11. coverage of the fixed-array focal plane counters -- in 2006 the array of tagging detectors covered the range 0.6 - 9.0 electron energies (3.0 - 11.4 GeV photon energies). The counters were spaced every 60 MeV and covered a range of 30 MeV, so that the spectrum was sampled at the 50% level. In the new design the high-energy region above 9.0 GeV photon energy has been augmented to provide 100% sampling at a spacing of 30 MeV, and the limit in photon energy has been extended to 11.7 GeV (300 MeV electron energy). To accommodate these changes, the number of fixed array counters has increased from 140 to 190.
12. design of the primary collimator -- in 2006 the primary collimator was a solid cylinder of tungsten of radius 10 cm, length 30 cm, with a 3.4 mm diameter cylindrical hole in the middle. The present design for the primary collimator is a rectangular block of tungsten, 12 cm (width) x 6.4 cm (height) x 20 cm (length), with two apertures drilled down the long axis, one of diameter 3.4 mm for use with polarized beam, and the other of diamond 5.0 mm for use with unpolarized beam. The holes are situated about 5 cm apart from each other. The tungsten block is surrounded by lead (blocks) with the outer dimensions of 30 cm x 20 cm x 20 cm. The primary collimator is placed on a horizontal translation stage that allows either aperture to be aligned with the photon beam, or removed entirely for alignment of downstream beamline elements.

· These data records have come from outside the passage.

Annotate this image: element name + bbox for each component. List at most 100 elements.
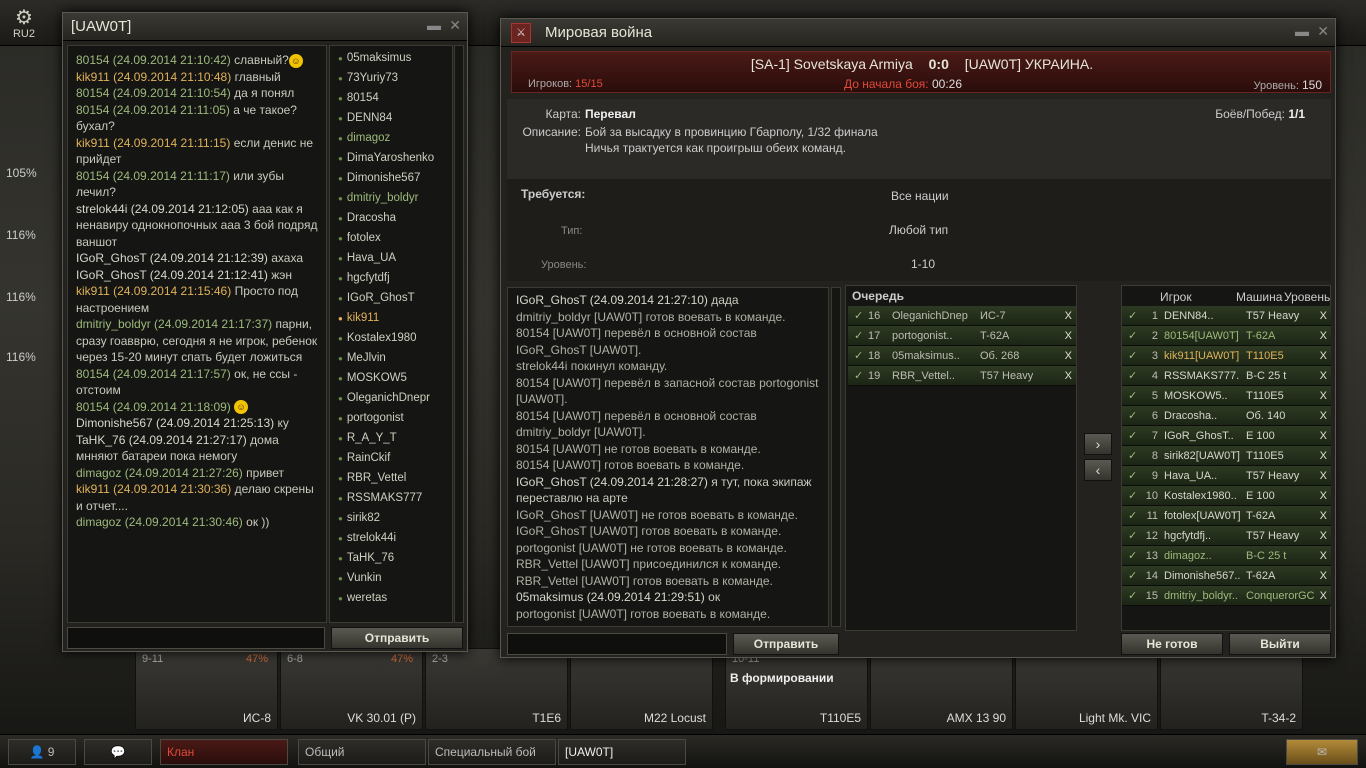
user-list-item[interactable]: ● OleganichDnepr: [330, 388, 452, 408]
war-window-title[interactable]: Мировая война: [501, 19, 1335, 47]
remove-icon[interactable]: X: [1065, 326, 1072, 346]
roster-row[interactable]: ✓ 10 Kostalex1980.. E 100 X: [1122, 486, 1331, 506]
notifications-button[interactable]: ✉: [1286, 739, 1358, 765]
log-scrollbar[interactable]: [831, 287, 841, 627]
user-list-item[interactable]: ● MeJlvin: [330, 348, 452, 368]
roster-row[interactable]: ✓ 8 sirik82[UAW0T] T110E5 X: [1122, 446, 1331, 466]
user-list-item[interactable]: ● DENN84: [330, 108, 452, 128]
remove-icon[interactable]: X: [1320, 326, 1327, 346]
user-list-item[interactable]: ● MOSKOW5: [330, 368, 452, 388]
tab-special-battle[interactable]: Специальный бой: [428, 739, 556, 765]
user-list-item[interactable]: ● RSSMAKS777: [330, 488, 452, 508]
queue-row[interactable]: ✓ 16 OleganichDnepr.. ИС-7 X: [848, 306, 1076, 326]
user-list-item[interactable]: ● Dracosha: [330, 208, 452, 228]
tank-slot[interactable]: 6-8 47% VK 30.01 (P): [280, 648, 423, 730]
remove-icon[interactable]: X: [1320, 406, 1327, 426]
user-list-item[interactable]: ● portogonist: [330, 408, 452, 428]
user-list-item[interactable]: ● R_A_Y_T: [330, 428, 452, 448]
user-list-item[interactable]: ● dmitriy_boldyr: [330, 188, 452, 208]
user-list-item[interactable]: ● 80154: [330, 88, 452, 108]
remove-icon[interactable]: X: [1065, 346, 1072, 366]
queue-panel: Очередь ✓ 16 OleganichDnepr.. ИС-7 X ✓ 17 porto…: [845, 285, 1077, 631]
remove-icon[interactable]: X: [1320, 386, 1327, 406]
user-list-item[interactable]: ● kik911: [330, 308, 452, 328]
roster-row[interactable]: ✓ 14 Dimonishe567.. T-62A X: [1122, 566, 1331, 586]
remove-icon[interactable]: X: [1320, 546, 1327, 566]
tank-slot[interactable]: 2-3 T1E6: [425, 648, 568, 730]
queue-row[interactable]: ✓ 19 RBR_Vettel.. T57 Heavy X: [848, 366, 1076, 386]
tank-slot[interactable]: 10-11 T110E5 В формировании: [725, 648, 868, 730]
roster-row[interactable]: ✓ 4 RSSMAKS777.. B-C 25 t X: [1122, 366, 1331, 386]
war-send-button[interactable]: Отправить: [733, 633, 839, 655]
queue-row[interactable]: ✓ 17 portogonist.. T-62A X: [848, 326, 1076, 346]
channels-button[interactable]: 💬: [84, 739, 152, 765]
roster-row[interactable]: ✓ 7 IGoR_GhosT.. E 100 X: [1122, 426, 1331, 446]
user-list-item[interactable]: ● fotolex: [330, 228, 452, 248]
remove-icon[interactable]: X: [1320, 306, 1327, 326]
user-list-item[interactable]: ● Vunkin: [330, 568, 452, 588]
user-list-item[interactable]: ● strelok44i: [330, 528, 452, 548]
exit-button[interactable]: Выйти: [1229, 633, 1331, 655]
tab-uawot[interactable]: [UAW0T]: [558, 739, 686, 765]
chat-message-input[interactable]: [67, 627, 325, 649]
not-ready-button[interactable]: Не готов: [1121, 633, 1223, 655]
user-list-item[interactable]: ● sirik82: [330, 508, 452, 528]
user-list-item[interactable]: ● Kostalex1980: [330, 328, 452, 348]
roster-row[interactable]: ✓ 11 fotolex[UAW0T] T-62A X: [1122, 506, 1331, 526]
remove-icon[interactable]: X: [1320, 586, 1327, 606]
user-list-scrollbar[interactable]: [454, 45, 464, 623]
user-list-item[interactable]: ● Dimonishe567: [330, 168, 452, 188]
user-list-item[interactable]: ● weretas: [330, 588, 452, 608]
user-list-item[interactable]: ● TaHK_76: [330, 548, 452, 568]
user-list-item[interactable]: ● RainCkif: [330, 448, 452, 468]
user-list-item[interactable]: ● dimagoz: [330, 128, 452, 148]
user-list-item[interactable]: ● Hava_UA: [330, 248, 452, 268]
remove-icon[interactable]: X: [1320, 566, 1327, 586]
roster-row[interactable]: ✓ 5 MOSKOW5.. T110E5 X: [1122, 386, 1331, 406]
remove-icon[interactable]: X: [1065, 306, 1072, 326]
roster-row[interactable]: ✓ 13 dimagoz.. B-C 25 t X: [1122, 546, 1331, 566]
server-indicator[interactable]: ⚙ RU2: [6, 8, 42, 40]
queue-row[interactable]: ✓ 18 05maksimus.. Об. 268 X: [848, 346, 1076, 366]
remove-icon[interactable]: X: [1320, 446, 1327, 466]
remove-icon[interactable]: X: [1320, 526, 1327, 546]
tank-slot[interactable]: Light Mk. VIC: [1015, 648, 1158, 730]
remove-icon[interactable]: X: [1320, 426, 1327, 446]
tank-slot[interactable]: 9-11 47% ИС-8: [135, 648, 278, 730]
roster-row[interactable]: ✓ 15 dmitriy_boldyr.. ConquerorGC X: [1122, 586, 1331, 606]
remove-icon[interactable]: X: [1320, 346, 1327, 366]
roster-row[interactable]: ✓ 2 80154[UAW0T] T-62A X: [1122, 326, 1331, 346]
minimize-icon[interactable]: ▬: [427, 17, 441, 33]
contacts-button[interactable]: 👤 9: [8, 739, 76, 765]
roster-row[interactable]: ✓ 12 hgcfytdfj.. T57 Heavy X: [1122, 526, 1331, 546]
roster-row[interactable]: ✓ 3 kik911[UAW0T] T110E5 X: [1122, 346, 1331, 366]
chat-window-title[interactable]: [UAW0T]: [63, 13, 467, 41]
user-list-item[interactable]: ● RBR_Vettel: [330, 468, 452, 488]
close-icon[interactable]: ✕: [1317, 23, 1329, 40]
remove-icon[interactable]: X: [1320, 466, 1327, 486]
remove-icon[interactable]: X: [1065, 366, 1072, 386]
teams-line: [SA-1] Sovetskaya Armiya 0:0 [UAW0T] УКР…: [512, 56, 1332, 72]
user-list-item[interactable]: ● 73Yuriy73: [330, 68, 452, 88]
tab-general[interactable]: Общий: [298, 739, 426, 765]
war-chat-input[interactable]: [507, 633, 727, 655]
tab-clan[interactable]: Клан: [160, 739, 288, 765]
move-left-button[interactable]: ‹: [1084, 459, 1112, 481]
roster-row[interactable]: ✓ 6 Dracosha.. Об. 140 X: [1122, 406, 1331, 426]
move-right-button[interactable]: ›: [1084, 433, 1112, 455]
user-list-item[interactable]: ● hgcfytdfj: [330, 268, 452, 288]
remove-icon[interactable]: X: [1320, 366, 1327, 386]
tank-slot[interactable]: T-34-2: [1160, 648, 1303, 730]
remove-icon[interactable]: X: [1320, 506, 1327, 526]
user-list-item[interactable]: ● 05maksimus: [330, 48, 452, 68]
remove-icon[interactable]: X: [1320, 486, 1327, 506]
tank-slot[interactable]: M22 Locust: [570, 648, 713, 730]
close-icon[interactable]: ✕: [449, 17, 461, 34]
roster-row[interactable]: ✓ 1 DENN84.. T57 Heavy X: [1122, 306, 1331, 326]
chat-send-button[interactable]: Отправить: [331, 627, 463, 649]
user-list-item[interactable]: ● IGoR_GhosT: [330, 288, 452, 308]
roster-row[interactable]: ✓ 9 Hava_UA.. T57 Heavy X: [1122, 466, 1331, 486]
user-list-item[interactable]: ● DimaYaroshenko: [330, 148, 452, 168]
tank-slot[interactable]: AMX 13 90: [870, 648, 1013, 730]
minimize-icon[interactable]: ▬: [1295, 23, 1309, 39]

13. design of the secondary collimator -- in 2006 the secondary collimator was a large nickel cylinder with an aperture of 5 mm diameter. This collimator has been replaced with a stainless steel cylinder with a stainless steel replaceable insert with a nominal aperture of 6 mm diameter.

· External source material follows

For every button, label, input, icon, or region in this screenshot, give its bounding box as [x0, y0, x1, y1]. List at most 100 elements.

14. shielding in the collimator cave -- in 2006 there was only a rough concept for cleanup of the photon beam after the two collimators, and shielding to absorb the radiation produced in the collimators. This background has been quantified with simulations for a variety of cleanup and shielding configurations, and the new design reflects an optimization in amount and placement of shielding components based on the simulation.
15. pair spectrometer and detector system -- in 2006 there was only a conceptual design for a pair spectrometer. Since then a concrete design has been chosen based upon an unused magnet at Brookhaven National Lab. A reference design for pair spectrometer detectors has been adopted based on an array of 40 scintillators. An alternative design based upon silicon strip detectors is also under consideration.
16. interface document -- in 2006 we had only informal discussions between the GlueX team designing the photon beam and the Accelerator Division who are responsible for the electron beam on the interfaces between these two systems. There is now a draft document that has been vetted by both groups that describes all of the major interfaces between these two systems and clarifies how responsibilities are distributed between the two teams.